Performance characteristics: Inference time per 512 × 512 image on a RTX 3060 is ~ 30 ms (≈ 33 FPS). Upsampling and post‑processing add ~ 5 ms, keeping the end‑to‑end pipeline under 40 ms per frame.
Use Cases
Primary applications revolve around fine‑grained clothing detection:
- Virtual try‑on platforms: Segment each garment piece to overlay new clothing items in real time.
- Retail analytics: Count and classify apparel types from in‑store camera feeds for inventory and layout optimization.
- Fashion recommendation engines: Extract garment attributes (e.g., upper‑clothes, skirt, dress) to power similarity search.
- AR/VR filters: Apply makeup, accessories, or style effects only on the relevant body parts.
- Human‑computer interaction: Enable pose‑aware gestures that depend on whether a user is wearing a hat, glasses, or a bag.
These scenarios span industries such as e‑commerce, advertising, entertainment, security, and sports analytics. The model can be integrated via the Hugging Face pipeline API, exported to ONNX for mobile/edge devices, or wrapped in a REST micro‑service for cloud deployment.
Training Details
The model was fine‑tuned on the mattmdjaga/human_parsing_dataset, a Hugging Face mirror of the ATR human‑parsing dataset. The dataset contains thousands of annotated images with the 18 clothing/body classes listed in the README.
Methodology:
- Base model:
SegFormer‑B2pre‑trained on ImageNet‑1K. - Training script: available at github.com/mattmdjaga/segformer_b2_clothes.
- Loss: standard cross‑entropy with class‑balanced weighting to mitigate the rarity of items like “Scarf” or “Belt”.
- Optimizer: AdamW with a learning‑rate schedule (linear warm‑up → cosine decay).
- Batch size: 8–16 images (depending on GPU memory).

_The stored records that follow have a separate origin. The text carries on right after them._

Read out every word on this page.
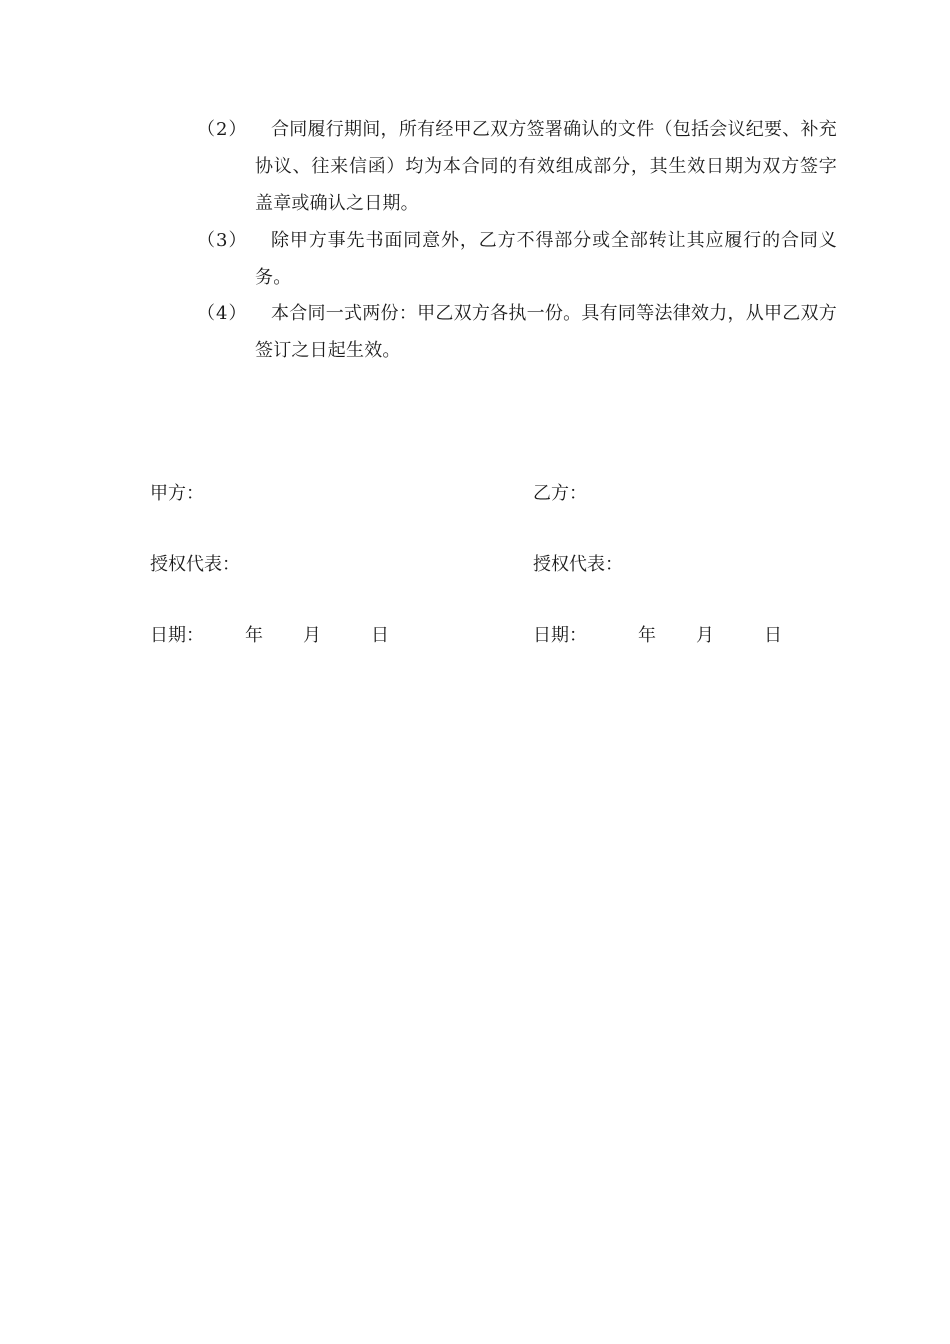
（2）	合同履行期间，所有经甲乙双方签署确认的文件（包括会议纪要、补充协议、往来信函）均为本合同的有效组成部分，其生效日期为双方签字盖章或确认之日期。
（3）	除甲方事先书面同意外，乙方不得部分或全部转让其应履行的合同义务。
（4）	本合同一式两份：甲乙双方各执一份。具有同等法律效力，从甲乙双方签订之日起生效。
甲方：
授权代表：
日期： 年 月	日
乙方：
授权代表：
日期：	年 月	日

- Training epochs: 30–40, converging to the reported loss of 0.15.
Compute: Fine‑tuning was performed on a single NVIDIA RTX 3090 (24 GB VRAM) in roughly 6 hours. The model can be further fine‑tuned on custom apparel datasets using the same pipeline, which makes it adaptable to niche fashion domains (e.g., sportswear, cultural garments).
Licensing Information
The model card lists the license as “other”. The accompanying README points to the original SegFormer repository license, which is an MIT‑style license. In practice, this means:
- Source code and model weights can be used, modified, and redistributed.
- Commercial use is permitted, provided the original copyright notice and license text are retained.
- No warranty is offered; the user assumes all risk.
Because the license is not explicitly declared on the Hugging Face hub, you should verify the terms before integrating the model into a product. If you plan to distribute a derivative work, include the original SegFormer license and a citation to the paper (see “Related Papers” below). No additional attribution beyond the standard mattmdjaga/segformer_b2_clothes credit is required by the “other” label, but best practice is to acknowledge the author and dataset.